For the squished toes, a potential option is to get it punched out, but not all bootfitters are comfortable doing that with touring boots b/c the plastic is thinner/different than in burlier alpine boots.

I have a pretty wide forefoot and owned the Scarpa Geas for a hot second and returned them after I convinced myself that a boot where my foot felt like it was folded up like an upside down taco was never going to break in. I'm in a different boot with a wider toe box now, which are hands down the best fitting boots -- AT or alpine -- that I have owned.

You haven't said anything about the length being wrong, so I don't think a larger size boot in this line will help, but a boot with a different shape, e.g., wider toe box, might be better. It also worries me that adding a non-stock footbed seems to have taken up so much volume/made the fit painful on top. It generally sounds like boot shape and your foot shape do not match.
What boot did you end up in? I swapped the boots out for Salomon MTN Summit Pures. They’re a size up and I feel like I’m swimming in them. The width is good but I feel like they’re too big. I am literally DREADING going back to this shop for a 3rd time.
 

Pequenita

Ski Diva Extraordinaire
What boot did you end up in? I swapped the boots out for Salomon MTN Summit Pures. They’re a size up and I feel like I’m swimming in them. The width is good but I feel like they’re too big. I am literally DREADING going back to this shop for a 3rd time.
I'm in a Scott Celeste II that I bought in 2016. My dress shoe size is a 6.5D, running shoe a 7.5D, and the ski boot is a 23. From what you write, it sounds like you need a wider boot, not a longer boot.
 

KathrynC

Ski Diva Extraordinaire
I'm in a Scott Celeste II that I bought in 2016. My dress shoe size is a 6.5D, running shoe a 7.5D, and the ski boot is a 23. From what you write, it sounds like you need a wider boot, not a longer boot.
I use a Scott Celeste from 2019. Very similar - I have a wide forefoot and a high instep. Much as the Gea RS looks nice, Scarpa boots have never been a good fit for me. They are always too narrow, and press on the tops of my feet.

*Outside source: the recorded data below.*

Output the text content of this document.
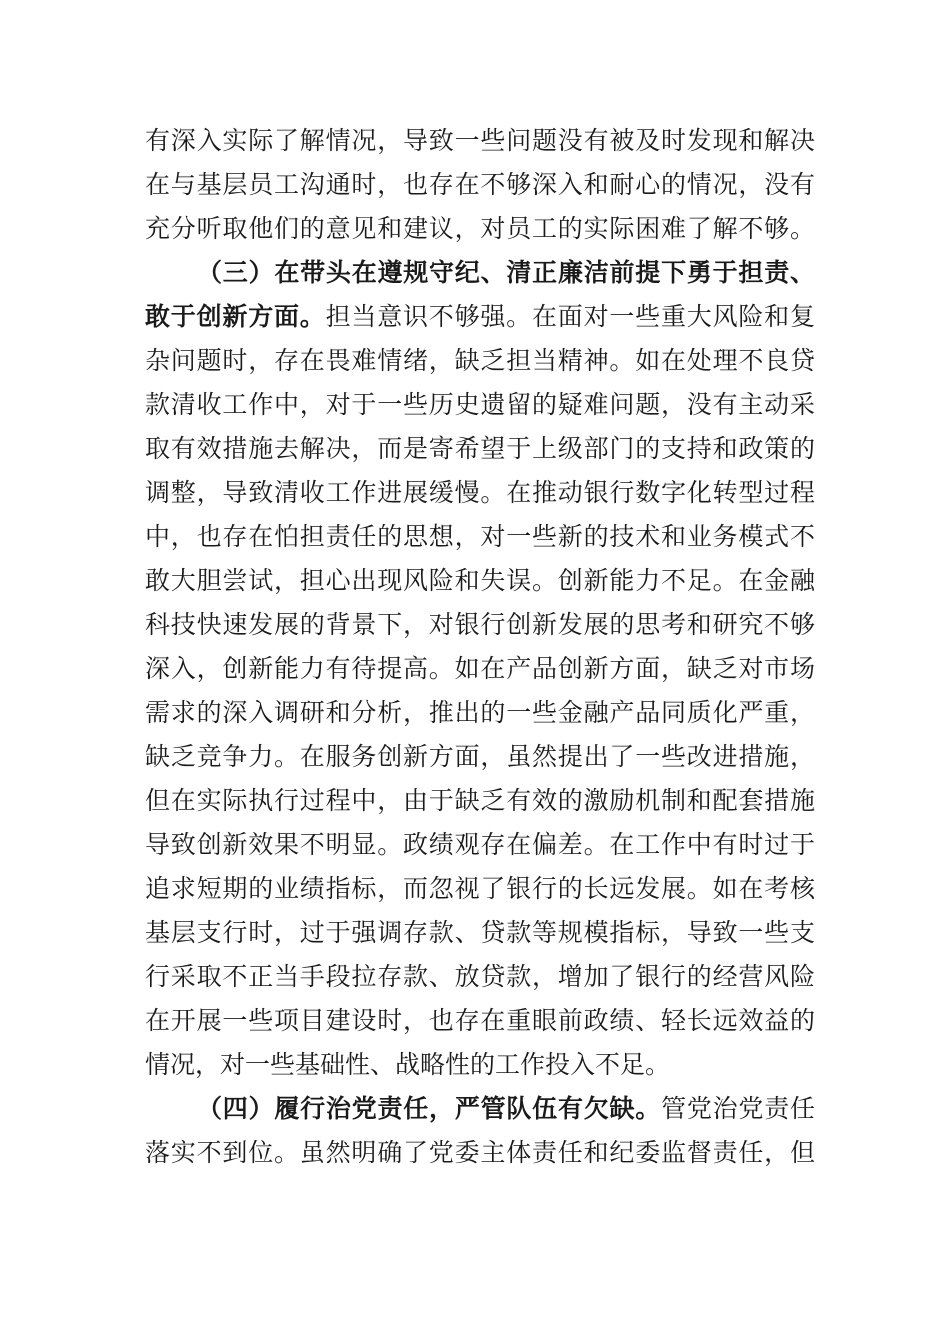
有深入实际了解情况，导致一些问题没有被及时发现和解决
在与基层员工沟通时，也存在不够深入和耐心的情况，没有
充分听取他们的意见和建议，对员工的实际困难了解不够。
（三）在带头在遵规守纪、清正廉洁前提下勇于担责、
敢于创新方面。担当意识不够强。在面对一些重大风险和复
杂问题时，存在畏难情绪，缺乏担当精神。如在处理不良贷
款清收工作中，对于一些历史遗留的疑难问题，没有主动采
取有效措施去解决，而是寄希望于上级部门的支持和政策的
调整，导致清收工作进展缓慢。在推动银行数字化转型过程
中，也存在怕担责任的思想，对一些新的技术和业务模式不
敢大胆尝试，担心出现风险和失误。创新能力不足。在金融
科技快速发展的背景下，对银行创新发展的思考和研究不够
深入，创新能力有待提高。如在产品创新方面，缺乏对市场
需求的深入调研和分析，推出的一些金融产品同质化严重，
缺乏竞争力。在服务创新方面，虽然提出了一些改进措施，
但在实际执行过程中，由于缺乏有效的激励机制和配套措施
导致创新效果不明显。政绩观存在偏差。在工作中有时过于
追求短期的业绩指标，而忽视了银行的长远发展。如在考核
基层支行时，过于强调存款、贷款等规模指标，导致一些支
行采取不正当手段拉存款、放贷款，增加了银行的经营风险
在开展一些项目建设时，也存在重眼前政绩、轻长远效益的
情况，对一些基础性、战略性的工作投入不足。
（四）履行治党责任，严管队伍有欠缺。管党治党责任
落实不到位。虽然明确了党委主体责任和纪委监督责任，但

I'm not sure about sizes - I'm a 2.5 - 3 in UK street size, but I'm not sure what that translates to in US sizes. My Celestes are a 23.0.

For me, the Celestes needed no modification - I just put the custom insoles I already had in them, and they were perfect. Of course, your mileage will vary with that, depending on your feet.

My experience is that the Celestes come up slightly small in the length compared to Scarpas. This suited me too because I could get the width I needed without feeling like I was swimming in them.

Celestes come in a Pebax version (standard) and a Grilamid version called the Celeste Tour. This are slightly lighter and slightly stiffer. I have the standard version - I didn't try the Tour because I couldn't find it in my size in the UK. However, for me the standard is fine, I don't feel like they are overly heavy for me.